R comes prepackaged with a bunch of really useful statistical tests, including the detection of outliers. However, basic statistics methods for outlier detection rely heavily on 3 key assumptions: that the observations are independent, normally distributed, with constant mean and variance. These assumptions are rarely met in the real world where data sets are simply non-normal (for example count data), or highly skewed. In this post, we will look at two statistical methods for addressing both count data and moderately skewed datasets.
The data
The majority of tests for outliers assume that your data is normally distributed. That is, the data is continuous (like measuring someone's height) with a known mean and a constant & symmetrical spread around the mean. The spread around the mean is particularly important because it is this that is used to determine how far from "normal" an observation is and therefore, whether it is an outlier or not. So often though, our data isn't symmetrical but it is skewed. The plots below show two typical examples: the top plot is of count data, which is nearly always moderately skewed; the bottom plot is also clearly skewed.
The basic battery of statistical outlier tests can't be applied to either of these skewed datasets. But we do have options.
Outliers in count data
Our first option is to model count data explicitly. Normally distributed data is easy because it conforms to a well-known distribution with reliable properties. There is also a standard distribution, the Poisson distribution, which can be used to describe count data. R has a number of functions to help us explore the Poisson distribution, in particular:
- rpois(): simulates from a poisson distribution
- ppois(): calculates the probability of observing a point under a poisson distribution (i.e. calculates the area under the curve up to a point of interest)
We're going to use the ppois() function to calculate an "outlier score" for every observation in our dataset. The intuitive way to think about this score is the 'likelihood of observing a point this large'. This is a somewhat loose interpretation of a p-value, but suitable for detecting outliers. R code and the resulting plot are shown below:
## calculate a "p-value" for outliers, based on the poisson probabiliies mypoisson[, Score := 1 - ppois(Measure, mean(Measure))] ## apply a Bonferroni correction factor to the p-value, to control the long-run error rate mypoisson[, Outlier := Score < 0.05 / 1000] ## visualise the results ggplot(mypoisson, aes(x = Timestamp, y = Measure)) + geom_point(aes(colour = Outlier), size = 3, alpha = 0.7) + scale_colour_manual(values = c("darkgrey", "red")) + theme_minimal()

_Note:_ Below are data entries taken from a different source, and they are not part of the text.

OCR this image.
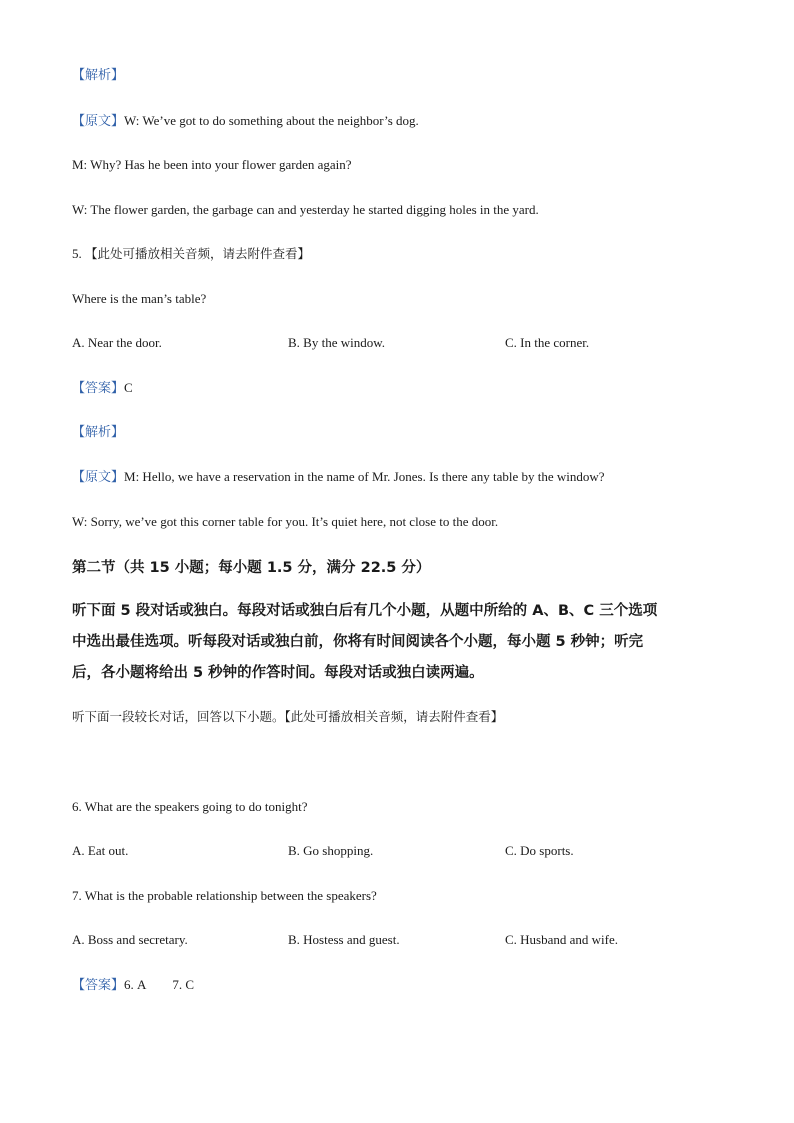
【解析】
【原文】W: We’ve got to do something about the neighbor’s dog.
M: Why? Has he been into your flower garden again?
W: The flower garden, the garbage can and yesterday he started digging holes in the yard.
5. 【此处可播放相关音频，请去附件查看】
Where is the man’s table?
A. Near the door.	B. By the window.	C. In the corner.
【答案】C
【解析】
【原文】M: Hello, we have a reservation in the name of Mr. Jones. Is there any table by the window?
W: Sorry, we’ve got this corner table for you. It’s quiet here, not close to the door.
第二节（共 15 小题；每小题 1.5 分，满分 22.5 分）
听下面 5 段对话或独白。每段对话或独白后有几个小题，从题中所给的 A、B、C 三个选项
中选出最佳选项。听每段对话或独白前，你将有时间阅读各个小题，每小题 5 秒钟；听完
后，各小题将给出 5 秒钟的作答时间。每段对话或独白读两遍。
听下面一段较长对话，回答以下小题。【此处可播放相关音频，请去附件查看】
6. What are the speakers going to do tonight?
A. Eat out.	B. Go shopping.	C. Do sports.
7. What is the probable relationship between the speakers?
A. Boss and secretary.	B. Hostess and guest.	C. Husband and wife.
【答案】6. A 7. C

From the plot above, only 6 observations were identified as outliers with a threshold around 35. From my perspective, this a great result - it is robust, data-driven and the threshold is quite a bit higher than I think most of us would have picked just by looking at the data. If we can trust the results, then having an accurate and higher threshold will reduce the number of false outliers we detect in the future.
Transforming skewed data
Statistically, the technique above is an ideal - we have data that comes from a well-known distribution with properties that we can describe and leverage. In the real world, we might not be able to tell which distribution best models our data, especially if the data is skewed. We can try to use distributions that reflect more skew, like the Chi-squared distribution, or the negative binomial distribution. Or, we can try to transform our data so that it appears "more normal" and then apply the standard outlier detection tests from the Outliers package in R. Let's look at an example using the same data as above.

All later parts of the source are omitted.